Treasury two-year notes yielded the most versus similar-maturity German debt since 2007 as money managers prepared to bid at a $29 billion sale of the U.S. securities today.
Investors (USGG2YR) demanded 52 basis points more to own 2016 securities in the U.S. instead of Germany, after pushing the yield on the German debt down to negative 0.046 percent yesterday. Bond yields from Finland to Italy dropped to records today. The markets are diverging as the U.S. shows signs of growth and the Federal Reserve moves closer to
raising interest rates, while European Central Bank policy makers consider bond purchases to boost economic expansion.
“The European economy is slowing and there’s talk of deflation,” said Dan Mulholland, head of Treasury trading at BNY Mellon Capital Markets in New York. “That’s kept the U.S. market here in check and resulted in lower yields than we may otherwise see.”
The Treasury two-year yield was little changed at 0.5 percent as of 8:33 a.m. in New York, according to Bloomberg Bond Trader data. The price of the 0.5 percent note due in July 2016 was 100. Benchmark 10-year securities yielded 2.38 percent.
The difference between two- and 10-year yields shrank to as little as 187 basis points, the narrowest since June 2013. A basis point is 0.01 percentage point.

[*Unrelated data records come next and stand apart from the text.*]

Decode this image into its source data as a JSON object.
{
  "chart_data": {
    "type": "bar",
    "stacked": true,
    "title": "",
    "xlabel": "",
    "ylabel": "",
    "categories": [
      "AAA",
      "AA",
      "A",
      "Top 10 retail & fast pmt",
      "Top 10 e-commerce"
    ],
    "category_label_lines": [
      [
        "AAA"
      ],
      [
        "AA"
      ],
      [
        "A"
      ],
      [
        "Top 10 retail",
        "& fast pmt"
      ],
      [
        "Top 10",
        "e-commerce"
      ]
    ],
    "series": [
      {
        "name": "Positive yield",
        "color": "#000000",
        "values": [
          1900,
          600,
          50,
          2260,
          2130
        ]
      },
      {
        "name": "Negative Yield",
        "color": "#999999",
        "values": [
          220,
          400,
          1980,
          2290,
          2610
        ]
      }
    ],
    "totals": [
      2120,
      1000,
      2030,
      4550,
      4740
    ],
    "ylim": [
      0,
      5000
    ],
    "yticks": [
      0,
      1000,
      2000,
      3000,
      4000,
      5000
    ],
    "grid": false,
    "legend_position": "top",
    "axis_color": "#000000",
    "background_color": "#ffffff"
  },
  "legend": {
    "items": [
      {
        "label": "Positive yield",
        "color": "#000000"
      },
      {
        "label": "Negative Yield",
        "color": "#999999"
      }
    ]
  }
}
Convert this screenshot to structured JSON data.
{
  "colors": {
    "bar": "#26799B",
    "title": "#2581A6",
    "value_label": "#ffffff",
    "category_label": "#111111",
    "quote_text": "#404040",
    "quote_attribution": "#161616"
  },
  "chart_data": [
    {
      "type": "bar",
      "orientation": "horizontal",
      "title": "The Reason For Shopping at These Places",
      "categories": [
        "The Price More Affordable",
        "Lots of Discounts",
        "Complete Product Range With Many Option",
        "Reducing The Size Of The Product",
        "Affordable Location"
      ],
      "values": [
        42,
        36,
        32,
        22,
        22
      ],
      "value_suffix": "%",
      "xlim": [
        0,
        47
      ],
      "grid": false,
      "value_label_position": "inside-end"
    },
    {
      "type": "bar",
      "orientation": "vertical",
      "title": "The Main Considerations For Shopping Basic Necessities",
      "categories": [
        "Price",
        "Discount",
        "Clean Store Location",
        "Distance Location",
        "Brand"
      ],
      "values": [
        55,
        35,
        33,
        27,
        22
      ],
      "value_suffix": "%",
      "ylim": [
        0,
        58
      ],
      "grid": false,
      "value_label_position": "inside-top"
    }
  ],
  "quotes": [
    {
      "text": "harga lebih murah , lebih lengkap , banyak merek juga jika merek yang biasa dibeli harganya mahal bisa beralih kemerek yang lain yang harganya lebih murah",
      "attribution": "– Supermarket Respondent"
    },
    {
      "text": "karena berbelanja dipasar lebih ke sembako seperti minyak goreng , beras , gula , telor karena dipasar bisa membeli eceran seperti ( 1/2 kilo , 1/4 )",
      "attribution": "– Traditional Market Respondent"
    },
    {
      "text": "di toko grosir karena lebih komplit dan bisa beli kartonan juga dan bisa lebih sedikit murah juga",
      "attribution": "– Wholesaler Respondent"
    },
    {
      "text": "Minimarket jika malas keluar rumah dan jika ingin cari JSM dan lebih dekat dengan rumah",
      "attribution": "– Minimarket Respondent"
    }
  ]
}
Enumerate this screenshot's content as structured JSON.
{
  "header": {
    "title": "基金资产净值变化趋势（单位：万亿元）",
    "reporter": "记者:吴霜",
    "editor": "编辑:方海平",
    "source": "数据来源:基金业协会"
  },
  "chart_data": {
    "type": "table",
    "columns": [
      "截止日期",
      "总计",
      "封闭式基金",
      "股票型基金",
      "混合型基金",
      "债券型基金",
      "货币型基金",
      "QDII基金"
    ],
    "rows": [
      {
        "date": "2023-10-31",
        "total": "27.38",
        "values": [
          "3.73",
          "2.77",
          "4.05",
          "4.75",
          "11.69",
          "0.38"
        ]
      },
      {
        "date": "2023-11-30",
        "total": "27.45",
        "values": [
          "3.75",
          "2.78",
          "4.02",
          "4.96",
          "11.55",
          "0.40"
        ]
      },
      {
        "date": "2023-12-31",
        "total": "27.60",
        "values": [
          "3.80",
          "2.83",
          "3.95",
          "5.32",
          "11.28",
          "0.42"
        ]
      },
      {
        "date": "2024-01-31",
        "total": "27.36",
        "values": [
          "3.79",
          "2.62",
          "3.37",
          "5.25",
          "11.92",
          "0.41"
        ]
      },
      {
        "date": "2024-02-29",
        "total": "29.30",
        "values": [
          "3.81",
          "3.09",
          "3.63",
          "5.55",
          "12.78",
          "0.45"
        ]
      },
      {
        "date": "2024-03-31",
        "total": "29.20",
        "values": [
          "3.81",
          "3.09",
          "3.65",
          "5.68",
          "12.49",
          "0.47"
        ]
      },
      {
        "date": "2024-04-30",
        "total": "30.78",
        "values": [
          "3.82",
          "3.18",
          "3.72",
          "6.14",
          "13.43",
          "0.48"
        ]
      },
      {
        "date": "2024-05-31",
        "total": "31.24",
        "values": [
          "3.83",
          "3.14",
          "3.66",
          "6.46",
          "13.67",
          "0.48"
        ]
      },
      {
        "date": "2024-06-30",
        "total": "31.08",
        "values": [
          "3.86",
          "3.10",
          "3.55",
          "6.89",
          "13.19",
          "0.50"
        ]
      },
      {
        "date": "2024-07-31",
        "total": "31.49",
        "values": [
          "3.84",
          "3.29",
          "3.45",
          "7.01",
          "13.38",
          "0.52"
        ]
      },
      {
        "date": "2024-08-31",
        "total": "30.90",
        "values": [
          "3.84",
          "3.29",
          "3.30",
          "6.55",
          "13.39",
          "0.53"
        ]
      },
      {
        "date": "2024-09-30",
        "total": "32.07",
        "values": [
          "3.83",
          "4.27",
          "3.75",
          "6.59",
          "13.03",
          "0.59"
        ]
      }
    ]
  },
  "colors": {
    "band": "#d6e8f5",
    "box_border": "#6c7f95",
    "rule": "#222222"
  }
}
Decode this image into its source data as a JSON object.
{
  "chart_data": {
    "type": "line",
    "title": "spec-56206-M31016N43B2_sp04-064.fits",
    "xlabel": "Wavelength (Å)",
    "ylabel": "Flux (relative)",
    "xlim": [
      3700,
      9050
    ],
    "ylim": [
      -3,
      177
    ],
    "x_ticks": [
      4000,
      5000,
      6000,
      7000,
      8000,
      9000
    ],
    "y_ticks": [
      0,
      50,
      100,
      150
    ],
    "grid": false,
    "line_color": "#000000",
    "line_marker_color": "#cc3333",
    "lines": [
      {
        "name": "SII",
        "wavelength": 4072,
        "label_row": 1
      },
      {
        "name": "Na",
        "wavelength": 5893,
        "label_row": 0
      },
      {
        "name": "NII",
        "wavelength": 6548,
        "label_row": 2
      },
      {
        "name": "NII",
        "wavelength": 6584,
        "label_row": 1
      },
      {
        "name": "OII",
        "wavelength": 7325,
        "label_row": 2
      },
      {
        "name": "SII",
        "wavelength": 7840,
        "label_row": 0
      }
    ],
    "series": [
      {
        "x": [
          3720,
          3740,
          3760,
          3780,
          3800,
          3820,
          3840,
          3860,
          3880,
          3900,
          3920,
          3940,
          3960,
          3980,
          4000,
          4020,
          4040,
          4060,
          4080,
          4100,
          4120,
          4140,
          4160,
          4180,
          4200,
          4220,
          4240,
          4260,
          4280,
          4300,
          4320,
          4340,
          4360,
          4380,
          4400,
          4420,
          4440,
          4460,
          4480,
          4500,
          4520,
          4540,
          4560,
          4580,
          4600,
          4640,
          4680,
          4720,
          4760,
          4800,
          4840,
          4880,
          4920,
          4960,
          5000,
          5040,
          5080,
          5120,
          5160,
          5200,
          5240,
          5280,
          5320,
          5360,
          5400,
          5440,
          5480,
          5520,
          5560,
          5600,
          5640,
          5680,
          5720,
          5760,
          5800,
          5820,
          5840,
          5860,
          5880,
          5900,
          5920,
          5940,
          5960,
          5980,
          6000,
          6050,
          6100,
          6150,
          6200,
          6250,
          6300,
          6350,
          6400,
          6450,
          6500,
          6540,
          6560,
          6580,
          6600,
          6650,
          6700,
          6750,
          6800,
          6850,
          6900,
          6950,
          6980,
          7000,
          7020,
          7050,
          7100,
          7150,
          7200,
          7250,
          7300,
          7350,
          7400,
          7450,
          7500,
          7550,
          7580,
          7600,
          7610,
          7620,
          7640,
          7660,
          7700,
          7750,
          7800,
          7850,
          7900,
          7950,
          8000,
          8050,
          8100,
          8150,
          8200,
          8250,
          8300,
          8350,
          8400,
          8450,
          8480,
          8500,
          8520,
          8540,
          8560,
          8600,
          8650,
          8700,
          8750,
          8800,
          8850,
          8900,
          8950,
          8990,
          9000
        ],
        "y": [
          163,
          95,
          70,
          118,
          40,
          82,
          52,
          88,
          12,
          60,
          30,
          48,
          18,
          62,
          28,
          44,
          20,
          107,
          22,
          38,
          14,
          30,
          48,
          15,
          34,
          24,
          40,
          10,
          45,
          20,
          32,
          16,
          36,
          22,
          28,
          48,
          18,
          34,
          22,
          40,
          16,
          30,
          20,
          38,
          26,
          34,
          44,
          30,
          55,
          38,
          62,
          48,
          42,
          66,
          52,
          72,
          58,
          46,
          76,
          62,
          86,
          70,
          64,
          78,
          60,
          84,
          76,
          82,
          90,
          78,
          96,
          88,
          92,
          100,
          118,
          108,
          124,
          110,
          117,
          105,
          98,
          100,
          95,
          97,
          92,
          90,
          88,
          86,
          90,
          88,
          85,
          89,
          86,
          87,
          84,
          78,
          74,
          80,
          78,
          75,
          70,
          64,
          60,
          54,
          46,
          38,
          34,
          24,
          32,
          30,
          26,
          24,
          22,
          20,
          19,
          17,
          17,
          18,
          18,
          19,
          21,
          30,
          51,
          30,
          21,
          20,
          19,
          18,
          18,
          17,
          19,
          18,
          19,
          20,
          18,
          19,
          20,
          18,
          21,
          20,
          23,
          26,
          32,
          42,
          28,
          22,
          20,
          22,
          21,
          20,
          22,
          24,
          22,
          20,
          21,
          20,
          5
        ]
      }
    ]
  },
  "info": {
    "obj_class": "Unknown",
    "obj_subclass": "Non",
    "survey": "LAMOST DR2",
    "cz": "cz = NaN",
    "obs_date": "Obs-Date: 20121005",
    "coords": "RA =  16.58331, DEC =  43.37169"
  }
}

If U.S. labor markets keep improving then policy makers may raise rates sooner than traders estimate, Fed Chair Janet Yellen said at the Fed Bank of Kansas City’s annual symposium in Jackson Hole, Wyoming, on Aug. 22.
Auction Outlook
The two-year securities to be sold today yielded 0.525 percent in pre-auction trading, compared with 0.544 percent last month, which was the highest rate since May 2011.At the previous two-year auction on July 28, investors bid for 3.22 times the amount available, the lowest since March at the monthly sales.
Direct bidders, non-primary-dealer investors that place their bids directly with the Treasury, purchased 14.3 percent of the notes on offer, the least since June 2013. Indirect bidders, the investor class that includes foreign central banks, bought 27 percent, the most in four months.
Two-year notes have returned 0.5 percent this year, versus 3.9 percent for the wider Treasury market, according to Bank of America Merrill Lynch indexes.
In addition to the two-year sale, the Treasury will auction $35 billion of five-year debt and $13 billion of two-year floating-rate notes tomorrow, and $29 billion of seven-year securities the following day.
Durable Goods
The extra yield U.S. 10-year notes offer over their Group-of-Seven counterparts expanded to 77 basis points yesterday from this year’s low of 37 in February. The spread increased to 78 basis points in July, the most since 2007.ECB President Mario Draghi, also speaking at Jackson Hole on Aug. 22, said investor expectations for inflation in the euro area have “exhibited significant declines.” Draghi previously said a worsening of the medium-term inflation outlook would provide a reason for broad-based asset purchases.
The ECB introduced a negative deposit rate in June and announced targeted long-term refinancing operations.
“Given the divergence in economic and policy paths between the U.S. and Europe, it is not unreasonable to expect the two-year yield spread to widen further by 30 to 40 basis points in the next nine months,” Jussi Hiljanen, head of fixed-income research at SEB AB in Stockholm. “The U.S. economic recovery is gathering pace while a decline in inflation in the euro area remains a concern.”
Durable Goods
A report showed orders for U.S. durable goods jumped in July by the most on record as bookings surged for commercial aircraft, while demand for business equipment eased after the biggest gain in seven months.Bookings for goods meant to last at least three years climbed 22.6 percent after a 2.7 percent gain in June that was bigger than previously reported, data from the Commerce Department showed. A 0.5 percent drop in orders for non-military capital goods excluding aircraft last month followed a June increase of 5.4 percent.